Chimera Checking Illumina MiSeq Data

Sara Dunaj

unread,

Jan 15, 2017, 11:13:07 PM1/15/17

to qiime...@googlegroups.com

Hi,

I have run my pre-processed data through the following pick OTU script with USearch61: pick_open_reference_otus.py -m usearch61 -o Full_Reads_otus_USEARCH61/ -i seqs.fna


It looks like from the description of the pick_open_reference_otus.py that there is not a chimera checking and removal step in this workflow. Is this correct?

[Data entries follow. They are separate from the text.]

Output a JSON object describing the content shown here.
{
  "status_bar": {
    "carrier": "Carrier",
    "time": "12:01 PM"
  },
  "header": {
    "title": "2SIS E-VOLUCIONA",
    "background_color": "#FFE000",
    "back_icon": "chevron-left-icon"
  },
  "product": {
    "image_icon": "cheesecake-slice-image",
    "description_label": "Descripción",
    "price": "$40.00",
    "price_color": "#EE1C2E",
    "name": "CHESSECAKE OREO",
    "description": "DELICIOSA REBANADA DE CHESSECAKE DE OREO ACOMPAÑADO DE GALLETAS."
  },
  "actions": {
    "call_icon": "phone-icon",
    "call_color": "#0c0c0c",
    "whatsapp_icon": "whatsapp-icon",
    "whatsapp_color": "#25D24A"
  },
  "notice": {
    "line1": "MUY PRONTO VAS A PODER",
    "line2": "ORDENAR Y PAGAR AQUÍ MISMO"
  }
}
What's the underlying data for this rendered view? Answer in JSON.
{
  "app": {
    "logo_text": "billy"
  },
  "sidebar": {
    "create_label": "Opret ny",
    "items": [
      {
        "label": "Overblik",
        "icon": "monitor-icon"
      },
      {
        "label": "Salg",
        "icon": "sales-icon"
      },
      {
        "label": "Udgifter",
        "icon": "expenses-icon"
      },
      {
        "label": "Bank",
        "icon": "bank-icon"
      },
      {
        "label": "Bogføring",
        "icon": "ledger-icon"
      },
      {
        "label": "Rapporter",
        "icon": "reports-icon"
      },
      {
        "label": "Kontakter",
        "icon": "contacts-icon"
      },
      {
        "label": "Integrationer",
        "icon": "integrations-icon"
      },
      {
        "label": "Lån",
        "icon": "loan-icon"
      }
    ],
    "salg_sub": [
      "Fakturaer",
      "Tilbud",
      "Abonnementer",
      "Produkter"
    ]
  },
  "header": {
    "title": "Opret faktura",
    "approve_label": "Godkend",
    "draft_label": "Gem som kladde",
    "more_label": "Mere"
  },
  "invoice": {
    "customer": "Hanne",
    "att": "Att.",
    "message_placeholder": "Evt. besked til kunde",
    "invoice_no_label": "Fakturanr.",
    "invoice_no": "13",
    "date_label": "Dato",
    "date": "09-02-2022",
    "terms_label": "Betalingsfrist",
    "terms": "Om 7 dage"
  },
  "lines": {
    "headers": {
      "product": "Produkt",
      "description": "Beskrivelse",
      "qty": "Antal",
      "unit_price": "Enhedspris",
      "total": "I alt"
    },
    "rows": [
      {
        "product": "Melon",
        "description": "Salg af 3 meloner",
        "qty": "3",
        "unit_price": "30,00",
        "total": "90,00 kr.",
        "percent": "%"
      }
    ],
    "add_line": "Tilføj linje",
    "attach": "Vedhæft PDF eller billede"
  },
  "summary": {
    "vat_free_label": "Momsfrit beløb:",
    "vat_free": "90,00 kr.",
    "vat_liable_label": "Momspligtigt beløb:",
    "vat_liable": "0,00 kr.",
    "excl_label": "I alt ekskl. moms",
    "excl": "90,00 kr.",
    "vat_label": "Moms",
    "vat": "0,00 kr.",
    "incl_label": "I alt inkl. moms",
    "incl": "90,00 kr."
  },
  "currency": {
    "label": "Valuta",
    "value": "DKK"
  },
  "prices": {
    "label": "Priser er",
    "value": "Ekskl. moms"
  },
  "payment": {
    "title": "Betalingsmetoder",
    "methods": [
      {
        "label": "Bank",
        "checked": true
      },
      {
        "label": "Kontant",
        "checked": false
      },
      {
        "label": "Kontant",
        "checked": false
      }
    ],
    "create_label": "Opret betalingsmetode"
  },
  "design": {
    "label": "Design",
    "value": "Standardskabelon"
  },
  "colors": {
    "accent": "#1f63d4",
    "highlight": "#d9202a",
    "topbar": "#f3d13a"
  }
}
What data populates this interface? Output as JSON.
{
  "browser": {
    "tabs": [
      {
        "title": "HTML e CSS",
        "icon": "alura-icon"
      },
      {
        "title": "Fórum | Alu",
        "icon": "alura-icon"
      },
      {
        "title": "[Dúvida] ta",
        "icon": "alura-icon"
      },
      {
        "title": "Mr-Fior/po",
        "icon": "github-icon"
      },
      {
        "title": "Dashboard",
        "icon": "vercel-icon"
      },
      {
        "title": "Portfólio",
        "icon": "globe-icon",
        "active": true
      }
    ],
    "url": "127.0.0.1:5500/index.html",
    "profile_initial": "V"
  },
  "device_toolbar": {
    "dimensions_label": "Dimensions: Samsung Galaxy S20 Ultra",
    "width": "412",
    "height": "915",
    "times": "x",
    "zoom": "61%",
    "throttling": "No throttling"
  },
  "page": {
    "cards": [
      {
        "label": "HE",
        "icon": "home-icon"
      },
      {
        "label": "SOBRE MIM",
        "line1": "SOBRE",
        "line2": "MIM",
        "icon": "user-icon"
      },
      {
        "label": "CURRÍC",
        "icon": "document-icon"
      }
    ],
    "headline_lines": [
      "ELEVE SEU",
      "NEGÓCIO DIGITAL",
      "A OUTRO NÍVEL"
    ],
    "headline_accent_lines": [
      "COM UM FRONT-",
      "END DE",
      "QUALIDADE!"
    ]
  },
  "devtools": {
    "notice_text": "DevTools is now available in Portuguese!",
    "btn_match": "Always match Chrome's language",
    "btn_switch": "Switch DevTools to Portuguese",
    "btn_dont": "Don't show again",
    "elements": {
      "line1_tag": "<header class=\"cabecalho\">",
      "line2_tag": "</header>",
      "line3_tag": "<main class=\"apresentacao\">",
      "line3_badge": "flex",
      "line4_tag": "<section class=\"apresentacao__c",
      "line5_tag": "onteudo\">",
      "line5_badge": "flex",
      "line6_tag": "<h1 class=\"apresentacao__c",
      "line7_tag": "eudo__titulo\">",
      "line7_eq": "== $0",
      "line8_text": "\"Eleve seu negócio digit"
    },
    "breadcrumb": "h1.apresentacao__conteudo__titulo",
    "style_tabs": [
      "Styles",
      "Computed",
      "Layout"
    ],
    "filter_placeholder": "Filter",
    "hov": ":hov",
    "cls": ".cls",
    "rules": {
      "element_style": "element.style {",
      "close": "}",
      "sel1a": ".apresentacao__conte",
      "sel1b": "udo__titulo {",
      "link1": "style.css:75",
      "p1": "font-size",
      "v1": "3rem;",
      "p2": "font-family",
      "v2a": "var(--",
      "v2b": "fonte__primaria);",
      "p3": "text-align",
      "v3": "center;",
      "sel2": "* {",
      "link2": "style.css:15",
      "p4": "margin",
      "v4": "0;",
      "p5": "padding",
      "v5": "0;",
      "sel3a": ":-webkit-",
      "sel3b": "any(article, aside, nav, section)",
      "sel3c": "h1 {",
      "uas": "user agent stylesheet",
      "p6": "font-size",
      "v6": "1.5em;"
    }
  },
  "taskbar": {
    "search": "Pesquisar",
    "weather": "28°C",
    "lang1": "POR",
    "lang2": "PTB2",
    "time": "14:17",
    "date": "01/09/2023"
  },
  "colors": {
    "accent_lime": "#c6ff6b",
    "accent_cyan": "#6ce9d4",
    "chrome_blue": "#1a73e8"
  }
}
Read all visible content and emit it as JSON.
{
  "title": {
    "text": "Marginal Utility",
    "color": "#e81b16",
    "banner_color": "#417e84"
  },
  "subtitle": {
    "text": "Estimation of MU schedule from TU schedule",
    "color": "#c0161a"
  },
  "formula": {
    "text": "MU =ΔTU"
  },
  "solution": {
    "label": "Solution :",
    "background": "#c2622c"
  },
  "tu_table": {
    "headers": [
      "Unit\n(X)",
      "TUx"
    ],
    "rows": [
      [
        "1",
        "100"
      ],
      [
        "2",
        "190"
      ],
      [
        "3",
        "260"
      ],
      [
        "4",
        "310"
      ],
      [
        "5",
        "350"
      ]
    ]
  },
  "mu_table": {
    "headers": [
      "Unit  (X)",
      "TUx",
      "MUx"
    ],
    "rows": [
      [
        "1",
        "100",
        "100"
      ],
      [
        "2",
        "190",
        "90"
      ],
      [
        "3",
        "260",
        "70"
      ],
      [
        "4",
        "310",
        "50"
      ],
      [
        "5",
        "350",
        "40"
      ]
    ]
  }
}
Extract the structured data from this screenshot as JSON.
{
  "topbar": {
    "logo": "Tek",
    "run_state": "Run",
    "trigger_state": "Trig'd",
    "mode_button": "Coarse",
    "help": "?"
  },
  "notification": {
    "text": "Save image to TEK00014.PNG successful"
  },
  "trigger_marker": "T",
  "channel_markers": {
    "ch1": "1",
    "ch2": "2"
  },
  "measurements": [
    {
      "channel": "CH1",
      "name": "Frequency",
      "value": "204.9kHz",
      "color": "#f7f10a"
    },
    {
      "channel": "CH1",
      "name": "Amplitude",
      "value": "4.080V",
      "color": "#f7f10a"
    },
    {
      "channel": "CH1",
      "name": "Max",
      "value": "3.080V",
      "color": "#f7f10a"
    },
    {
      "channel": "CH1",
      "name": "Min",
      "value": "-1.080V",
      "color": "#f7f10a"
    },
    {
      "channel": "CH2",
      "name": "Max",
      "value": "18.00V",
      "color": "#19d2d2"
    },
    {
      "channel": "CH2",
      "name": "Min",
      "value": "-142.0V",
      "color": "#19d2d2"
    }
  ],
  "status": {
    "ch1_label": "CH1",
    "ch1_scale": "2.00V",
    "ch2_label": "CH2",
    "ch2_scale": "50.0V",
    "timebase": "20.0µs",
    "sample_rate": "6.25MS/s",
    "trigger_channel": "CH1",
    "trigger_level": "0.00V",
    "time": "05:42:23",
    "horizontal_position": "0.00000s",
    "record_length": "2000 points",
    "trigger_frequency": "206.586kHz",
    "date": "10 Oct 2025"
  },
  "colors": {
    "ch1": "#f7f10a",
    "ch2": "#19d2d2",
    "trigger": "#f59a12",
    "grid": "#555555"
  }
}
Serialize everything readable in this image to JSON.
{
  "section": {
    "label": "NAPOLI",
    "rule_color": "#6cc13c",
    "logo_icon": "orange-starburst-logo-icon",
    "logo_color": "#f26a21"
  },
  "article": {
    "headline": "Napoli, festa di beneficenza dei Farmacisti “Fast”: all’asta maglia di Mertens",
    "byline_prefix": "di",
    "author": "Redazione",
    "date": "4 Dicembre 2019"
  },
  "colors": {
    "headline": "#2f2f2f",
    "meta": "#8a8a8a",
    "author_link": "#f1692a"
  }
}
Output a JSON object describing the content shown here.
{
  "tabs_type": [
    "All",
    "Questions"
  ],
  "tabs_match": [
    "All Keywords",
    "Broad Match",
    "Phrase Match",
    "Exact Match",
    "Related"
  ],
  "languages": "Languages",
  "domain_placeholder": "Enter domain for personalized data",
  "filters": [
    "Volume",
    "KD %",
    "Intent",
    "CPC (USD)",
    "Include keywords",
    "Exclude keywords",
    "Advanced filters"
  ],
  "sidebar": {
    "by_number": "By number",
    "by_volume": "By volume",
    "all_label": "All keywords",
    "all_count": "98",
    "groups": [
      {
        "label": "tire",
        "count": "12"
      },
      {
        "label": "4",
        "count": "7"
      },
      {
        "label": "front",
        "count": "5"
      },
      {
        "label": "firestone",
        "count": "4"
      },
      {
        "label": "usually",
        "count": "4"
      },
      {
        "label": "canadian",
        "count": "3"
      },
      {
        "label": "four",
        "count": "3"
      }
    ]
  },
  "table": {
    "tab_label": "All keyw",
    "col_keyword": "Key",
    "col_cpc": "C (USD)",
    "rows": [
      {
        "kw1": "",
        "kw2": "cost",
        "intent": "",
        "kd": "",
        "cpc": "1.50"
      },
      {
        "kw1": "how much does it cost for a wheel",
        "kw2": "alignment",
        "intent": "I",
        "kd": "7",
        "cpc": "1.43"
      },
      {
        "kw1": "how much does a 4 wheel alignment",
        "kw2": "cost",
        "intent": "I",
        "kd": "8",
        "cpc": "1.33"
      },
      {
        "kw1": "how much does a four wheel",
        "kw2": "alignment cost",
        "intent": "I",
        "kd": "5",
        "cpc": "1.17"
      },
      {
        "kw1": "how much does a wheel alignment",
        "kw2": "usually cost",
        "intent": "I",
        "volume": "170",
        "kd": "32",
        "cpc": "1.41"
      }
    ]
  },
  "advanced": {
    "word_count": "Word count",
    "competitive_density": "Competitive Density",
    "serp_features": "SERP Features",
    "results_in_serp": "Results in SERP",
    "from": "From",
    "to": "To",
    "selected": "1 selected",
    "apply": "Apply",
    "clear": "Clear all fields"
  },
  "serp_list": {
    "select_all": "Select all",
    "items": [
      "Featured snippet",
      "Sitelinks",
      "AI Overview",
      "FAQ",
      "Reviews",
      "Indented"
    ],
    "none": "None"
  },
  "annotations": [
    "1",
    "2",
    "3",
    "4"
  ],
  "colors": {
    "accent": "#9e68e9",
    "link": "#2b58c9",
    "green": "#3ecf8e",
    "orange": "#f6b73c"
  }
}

Therefore - I think will need to run the identify chimera script but it asks for a aligned reference database (-a, --aligned_reference_seqs_fp) that was used to build the input sequences. Where do I find this reference database? Lastly, Do I use the rep_set_aligned.fasta or rep_set_aligned_pfiltered.fasta as my input file?

Also what is the reference database used by the pick_open_reference_otus.py?

Thank you,

Sara

Stefan Janssen

unread,

Jan 16, 2017, 12:59:04 PM1/16/17

to Qiime 1 Forum

Hi Sara,
I reached out to my co-workers with your problem. Stay tuned.

zech xu

unread,

Jan 17, 2017, 12:53:20 PM1/17/17

to Qiime 1 Forum

Hi Sara,

"pick_open_reference_otus.py" does NOT do chimera checking. "-a" option only provides a reference sequence collection for the first step of open reference otu picking strategy.

Sara Dunaj

unread,

Jan 19, 2017, 7:50:08 AM1/19/17

to Qiime 1 Forum

Hi,

I understand that it doesn't do chimera checking. I need assistance with running Chimera Slayer- which input files do I need for this mode of the identify chimera script and where do I find them in the open reference otu output files If chimera slayer assistance isn't available can you provide me with the location / path in QIIME to the green Genes reference set to use with USearch?

Stefan Janssen

unread,

Jan 19, 2017, 10:43:31 AM1/19/17

to Qiime 1 Forum

run the script print_qiime_config.py to get information about those paths.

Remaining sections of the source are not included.